Page d'histoire : Guglielmo Marconi réalise la première communication sans fil au-dessus de l'Atlantique 12 décembre 1901

Guglielmo Marconi, avant 1937

Guglielmo Marconi est une figure représentative de l'inventeur-entrepreneur de la fin du XIXe siècle et du début du XXe siècle, de cette période charnière où les inventeurs, des bricoleurs souvent autodidactes, à la tête de petits ateliers, laissent la place aux entreprises collectives rassemblant ingénieurs, scientifiques et techniciens dans des laboratoires de recherche.

Les premières transmissions par ondes de messages morse sont expérimentées de façon simultanée et indépendante - schéma classique en histoire des techniques - en deux lieux bien différents : en Russie, par Alexandre S. Popov, professeur de physique à l'École des torpilleurs de Cronstadt, en Italie par Guglielmo Marconi, dans la villa bolognaise de ses parents. Tous deux utilisent des dispositifs assez proches - des émetteurs issus de ceux de Hertz, des récepteurs munis d'un tube à limaille de type Branly et reliés à des fils servant d'antenne. Le destin de ces deux inventeurs, fortement déterminé par leurs conditions de travail et leur lieu de vie, sera bien différent.

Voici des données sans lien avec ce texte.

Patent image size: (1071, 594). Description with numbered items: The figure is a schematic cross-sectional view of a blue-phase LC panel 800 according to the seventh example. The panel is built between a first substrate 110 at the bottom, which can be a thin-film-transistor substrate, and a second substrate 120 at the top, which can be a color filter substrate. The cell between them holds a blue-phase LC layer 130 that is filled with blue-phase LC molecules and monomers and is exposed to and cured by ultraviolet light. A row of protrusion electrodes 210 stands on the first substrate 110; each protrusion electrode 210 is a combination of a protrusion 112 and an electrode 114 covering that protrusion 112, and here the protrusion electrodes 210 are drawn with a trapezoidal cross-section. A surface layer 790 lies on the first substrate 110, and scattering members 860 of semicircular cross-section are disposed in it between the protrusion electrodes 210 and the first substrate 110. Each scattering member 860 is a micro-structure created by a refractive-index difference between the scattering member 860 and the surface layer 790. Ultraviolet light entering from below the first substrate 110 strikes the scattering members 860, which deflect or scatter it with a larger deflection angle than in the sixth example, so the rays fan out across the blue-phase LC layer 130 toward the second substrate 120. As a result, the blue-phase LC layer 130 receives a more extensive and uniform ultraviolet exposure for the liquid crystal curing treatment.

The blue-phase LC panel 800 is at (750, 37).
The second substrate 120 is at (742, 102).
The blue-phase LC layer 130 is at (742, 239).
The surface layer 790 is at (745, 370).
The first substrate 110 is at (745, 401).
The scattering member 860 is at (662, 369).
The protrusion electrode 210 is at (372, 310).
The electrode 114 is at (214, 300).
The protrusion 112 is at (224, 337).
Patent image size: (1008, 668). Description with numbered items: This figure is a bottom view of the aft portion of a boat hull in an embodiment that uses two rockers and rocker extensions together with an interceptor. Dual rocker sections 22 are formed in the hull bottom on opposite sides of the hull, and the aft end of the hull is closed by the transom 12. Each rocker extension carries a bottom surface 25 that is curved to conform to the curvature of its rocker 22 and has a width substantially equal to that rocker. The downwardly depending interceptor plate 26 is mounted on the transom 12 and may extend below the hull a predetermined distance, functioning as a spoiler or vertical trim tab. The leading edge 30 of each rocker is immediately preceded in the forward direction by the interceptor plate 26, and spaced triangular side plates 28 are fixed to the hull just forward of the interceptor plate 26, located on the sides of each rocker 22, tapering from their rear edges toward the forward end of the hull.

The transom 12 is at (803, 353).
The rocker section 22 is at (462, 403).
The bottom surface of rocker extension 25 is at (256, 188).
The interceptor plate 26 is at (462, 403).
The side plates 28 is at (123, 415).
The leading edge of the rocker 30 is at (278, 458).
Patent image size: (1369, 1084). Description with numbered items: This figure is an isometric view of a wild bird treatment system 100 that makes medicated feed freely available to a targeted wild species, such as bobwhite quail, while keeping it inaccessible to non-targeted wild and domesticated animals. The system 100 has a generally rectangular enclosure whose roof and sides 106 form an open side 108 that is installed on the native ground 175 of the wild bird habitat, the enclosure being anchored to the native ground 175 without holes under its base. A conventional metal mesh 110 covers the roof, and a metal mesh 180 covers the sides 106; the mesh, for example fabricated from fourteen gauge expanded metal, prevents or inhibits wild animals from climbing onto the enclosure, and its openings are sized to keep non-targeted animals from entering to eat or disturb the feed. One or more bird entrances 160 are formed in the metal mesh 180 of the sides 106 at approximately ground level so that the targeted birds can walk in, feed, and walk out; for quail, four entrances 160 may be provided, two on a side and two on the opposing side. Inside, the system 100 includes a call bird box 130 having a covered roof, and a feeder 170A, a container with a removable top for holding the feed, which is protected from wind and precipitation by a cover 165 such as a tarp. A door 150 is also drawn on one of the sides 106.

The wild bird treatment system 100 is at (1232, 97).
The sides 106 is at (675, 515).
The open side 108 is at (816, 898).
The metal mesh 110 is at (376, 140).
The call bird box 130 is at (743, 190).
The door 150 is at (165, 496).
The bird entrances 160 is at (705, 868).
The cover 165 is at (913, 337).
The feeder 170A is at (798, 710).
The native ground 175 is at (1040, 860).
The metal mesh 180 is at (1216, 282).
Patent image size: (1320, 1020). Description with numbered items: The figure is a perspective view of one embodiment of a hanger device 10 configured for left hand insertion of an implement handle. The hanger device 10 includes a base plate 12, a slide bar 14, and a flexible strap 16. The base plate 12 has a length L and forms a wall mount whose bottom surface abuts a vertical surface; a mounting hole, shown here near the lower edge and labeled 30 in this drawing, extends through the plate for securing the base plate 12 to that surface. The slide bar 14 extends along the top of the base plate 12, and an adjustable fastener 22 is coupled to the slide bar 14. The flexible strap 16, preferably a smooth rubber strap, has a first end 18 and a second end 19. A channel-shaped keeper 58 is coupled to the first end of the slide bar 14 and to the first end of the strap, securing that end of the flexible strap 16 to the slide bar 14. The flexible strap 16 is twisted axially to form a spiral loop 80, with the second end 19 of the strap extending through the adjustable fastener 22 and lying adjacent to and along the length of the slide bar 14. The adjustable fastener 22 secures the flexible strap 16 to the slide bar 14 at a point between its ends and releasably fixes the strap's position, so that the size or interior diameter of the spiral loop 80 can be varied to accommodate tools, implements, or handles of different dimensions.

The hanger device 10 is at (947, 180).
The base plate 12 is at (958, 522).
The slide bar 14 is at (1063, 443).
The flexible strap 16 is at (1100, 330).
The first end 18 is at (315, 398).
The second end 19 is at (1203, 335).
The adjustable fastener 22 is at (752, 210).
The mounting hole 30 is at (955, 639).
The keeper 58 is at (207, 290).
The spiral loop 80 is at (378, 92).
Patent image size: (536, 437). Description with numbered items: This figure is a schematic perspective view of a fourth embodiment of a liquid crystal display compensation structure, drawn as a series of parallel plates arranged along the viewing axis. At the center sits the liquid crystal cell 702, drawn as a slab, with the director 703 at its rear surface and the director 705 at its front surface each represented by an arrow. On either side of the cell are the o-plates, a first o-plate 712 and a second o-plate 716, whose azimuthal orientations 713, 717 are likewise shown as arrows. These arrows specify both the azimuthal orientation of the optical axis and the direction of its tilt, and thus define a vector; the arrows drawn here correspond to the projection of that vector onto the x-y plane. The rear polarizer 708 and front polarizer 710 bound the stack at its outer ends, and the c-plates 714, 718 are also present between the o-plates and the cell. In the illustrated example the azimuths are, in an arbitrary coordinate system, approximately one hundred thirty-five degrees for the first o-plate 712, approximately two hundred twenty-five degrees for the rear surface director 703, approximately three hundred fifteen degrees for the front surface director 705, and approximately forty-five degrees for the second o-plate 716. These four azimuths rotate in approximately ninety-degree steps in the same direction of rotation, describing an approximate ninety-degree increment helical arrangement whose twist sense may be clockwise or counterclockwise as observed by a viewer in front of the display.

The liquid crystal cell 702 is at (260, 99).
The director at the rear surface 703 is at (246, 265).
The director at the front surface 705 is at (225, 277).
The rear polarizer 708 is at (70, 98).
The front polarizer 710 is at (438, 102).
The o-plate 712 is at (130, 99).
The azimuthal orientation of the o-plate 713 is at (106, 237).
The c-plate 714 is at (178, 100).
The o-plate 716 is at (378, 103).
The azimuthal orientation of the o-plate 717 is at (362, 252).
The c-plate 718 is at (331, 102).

Fils d'un entrepreneur italien aisé et d'une mère irlandaise, originaire d'une riche famille, les Jameson, négociant en whisky, le jeune Marconi a su tirer le meilleur parti d'une situation bien favorable : des moyens financiers familiaux importants pour lancer sa propre entreprise, des lettres d'introduction lui permettant, à son arrivée à Londres en 1896, de nouer rapidement des relations décisives avec un excellent expert en brevet, avec le puissant ingénieur en chef du Post Office, avec les milieux d'ingénieurs et d'électriciens britanniques en conflit ouvert avec les physiciens maxwelliens, ses principaux concurrents, avec la Royal Navy et une grande compagnie maritime, la Lloyd, sans oublier la disposition d'un yacht personnel, pièce maîtresse d'un " marketing " efficace (premières retransmissions " en direct " de courses au large). Tous ces facteurs vont concourir, directement ou indirectement, à son succès : en déterminant son terrain d'expérimentation, les océans, très favorable aux essais, en soutenant son entreprise par des commandes, par des démonstrations publiques spectaculaires, par des aides techniques…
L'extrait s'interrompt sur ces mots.